– Кто объяснил? – почему-то шепотом спросил Федор Михайлович.
– Как кто? Дьявол. Я ведь вам о нем рассказываю… Вы помните, в былине Святогор-богатырь выезжает в чисто поле, чтобы державу себе найти? Никакой державы, конечно, не находит, а встречает на пути плюгавого мужичка с сумой за плечами. Мужичок, увидев его, останавливается, снимает с плеч сумочку и кладет ее на сыру землю. Наезжает Святогор на эту сумочку и рукой своей исполинской тянет ее, но она недвижна. Тогда слезает Святогор с коня, берется за сумочку уже обеими руками богатырскими, понатуживается так, что потом и кровью обливается… Но сумочка мужицкая так недвижной и осталась, а богатырь от натуги по пояс в землю вошел. И в ужасе говорит Святогор: «Ты скажи же мне, мужичок, что в сумочке твоей схоронено?» – «Матерь сыра земля в той сумочке», – отвечает мужичок. – «А ты сам кем будешь?» – «Я Микула Селянинович, сын матери сырой земли». И далее, как помните, побил Микула богатыря Святогора… Святогор – богатырь со Святых Гор. «Так что, – пошептал мне дьявол, – Святогор не что иное, как Христианство, побежденное Землею и языческой правдой Микулы Селяниновича. Вот что такое на самом деле ваша святая Русь». И потом он сказал…
– Кто… сказал?
– Дьявол, Федор Михайлович, я все про дьявола… «Никакое православие Русь от крови не удержит. Кровавый языческий Перун в нас куда сильнее… Его потопили в Днепре, но в душах он не утонул. Так что если кучка героев захватит власть и прикажет крестьянам, вы увидите, они стряхнут и святую Русь, и возлюбленное вами православие, как пушинку с рукава.
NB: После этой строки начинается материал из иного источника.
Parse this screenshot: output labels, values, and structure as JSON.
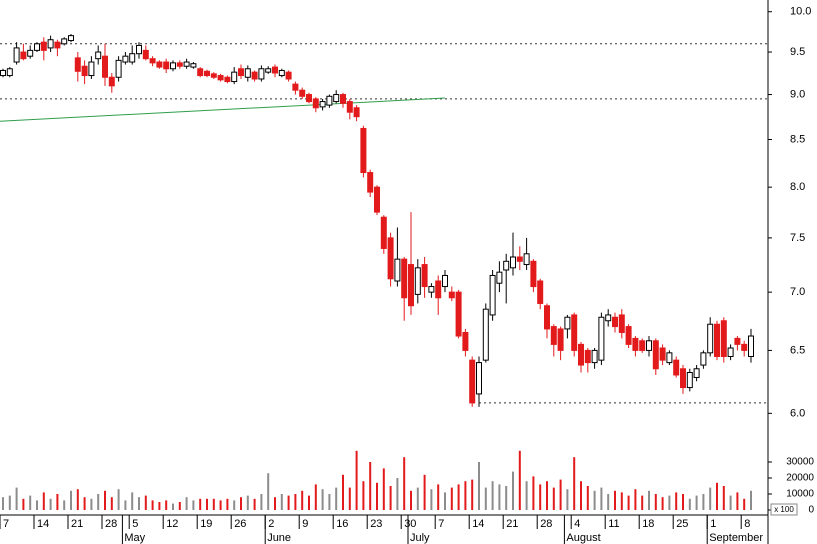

И знаете, что еще сказал… точнее, показал… Оказывается, возлюбленному нашему народу никакой свободы не надо… Им равенство подавай. Пусть в голоде, в несчастье, но равенство! Чтоб у всех все одинаково… Если рабство – так у всех, не дай Бог, чтоб кто-то был свободен. Если голод, то у всех, не дай Бог, чтоб кто-то был сыт. Равенство… Это и есть русский социализм. Никакого изобилия. Равенство… И дадим мы им это равенство, – так сказал мне дьявол. – А за неравенство будем судить. Главное равенство – в труде. Все трудятся как можно больше, и все потребляют как можно меньше. Труд обязателен под угрозой смерти… Представляете, какое сильное государство создадим, могучее и, главное, счастливое – ибо в нем некому завидовать, все равны! И все общее – общие столовые и общие спальни, общее воспитание, производство, потребление, словом, вся деятельность и жизнь, и даже любовь. Из-за которой столько преступлений… И здесь тоже никаких привилегий – равенство…» – «Это как же?» – посмел я спросить. – «Женщина не смеет отказать уроду, если он её хочет, и писаный красавец не смеет отказать старой горбунье… Равенство, постоянное равенство!» – «Но способности куда деть? – говорю я ему, то бишь дьяволу. – А если он Коперник, допустим, или Цицерон? Как быть с гением?» – «Здесь вы правы, – объяснил мне дьявол. – Здесь вы верно почувствовали. Высшие способности – вот угроза равенству. Так что для равенства – казнят. Цицерон лишится языка, Коперник – глаза… Всё к одному знаменателю, полное равенство…» Бесед у нас с ним, с дьяволом, было много. И, помню, спросил его, почему он ко мне так часто приходит? «Я, – говорит, – ведь тоже нигилист – я ведь восстал в свое время против Бога…» Да и вы, Федор Михайлович, тоже изволили в нигилистах быть. Даже на эшафоте побывали. Не будет ли это бестактностью с моей стороны спросить о впечатлении? Вдруг мне его, то бишь эшафот, тоже посетить придется?..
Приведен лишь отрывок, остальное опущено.